The synergistic inhibition of atherogenesis in apoE-/- mice between pravastatin and the sPLA2 inhibitor varespladib (A-002).

Secretory phospholipase A2 (sPLA2) activity promotes foam cell formation, increases proinflammatory bioactive lipid levels, decreases HDL levels, increases atherosclerosis in transgenic mice, and is an independent marker of cardiovascular disease. The effects of the sPLA2 inhibitor A-002 (varespladib) and pravastatin as monotherapies and in combination on atherosclerosis, lipids, and paraoxonase (PON) activity in apoE(-/-) mice were investigated. Male apoE(-/-) mice were placed on a 12-week high-fat diet supplemented with A-002 alone or combined with pravastatin. Atherosclerotic lesions were examined for size and composition using en face analysis, Movat staining, anti-CD68, and anti-alpha actin antibodies. Plasma lipids and PON activity were measured. A-002 decreased atherosclerotic lesion area by approximately 75% while increasing fibrous cap size by over 200%. HDL levels increased 40% and plasma PON activity increased 80%. Pravastatin monotherapy had no effect on lesion size but when combined with A-002, decreased lesion area 50% and total cholesterol levels 18% more than A-002 alone.
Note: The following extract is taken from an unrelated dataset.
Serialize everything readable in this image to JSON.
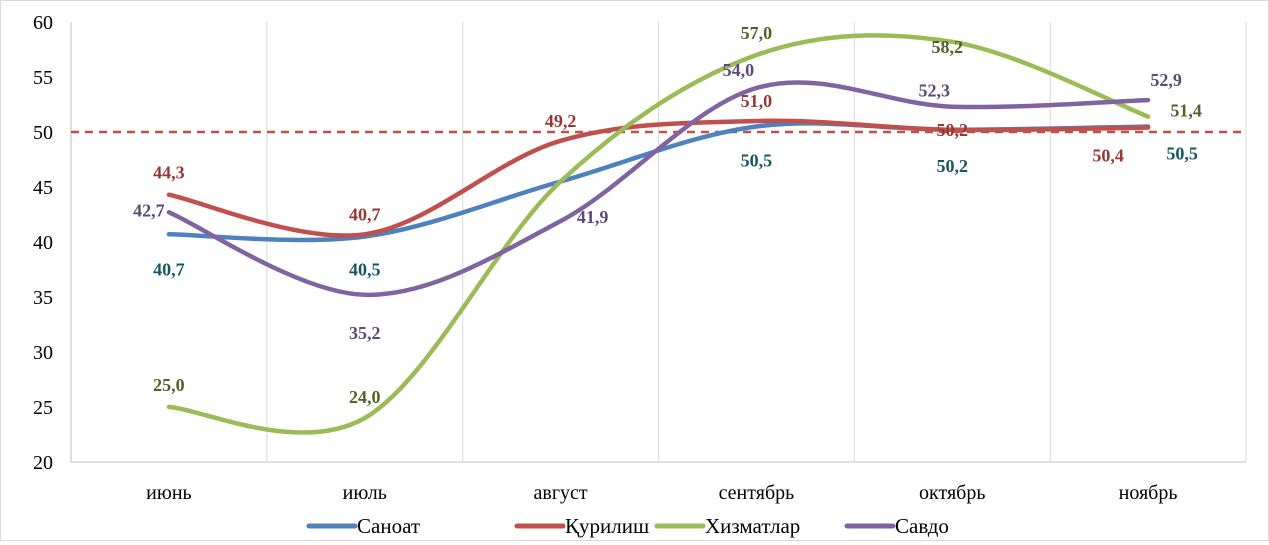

A-002, a sPLA2 inhibitor, acts synergistically with pravastatin to decrease atherosclerosis, possibly through decreased levels of systemic inflammation or decreased lipid levels. A-002 treatment also resulted in a profound increase in plasma PON activity and significantly larger fibrous caps, suggesting the formation of more stable plaque architecture.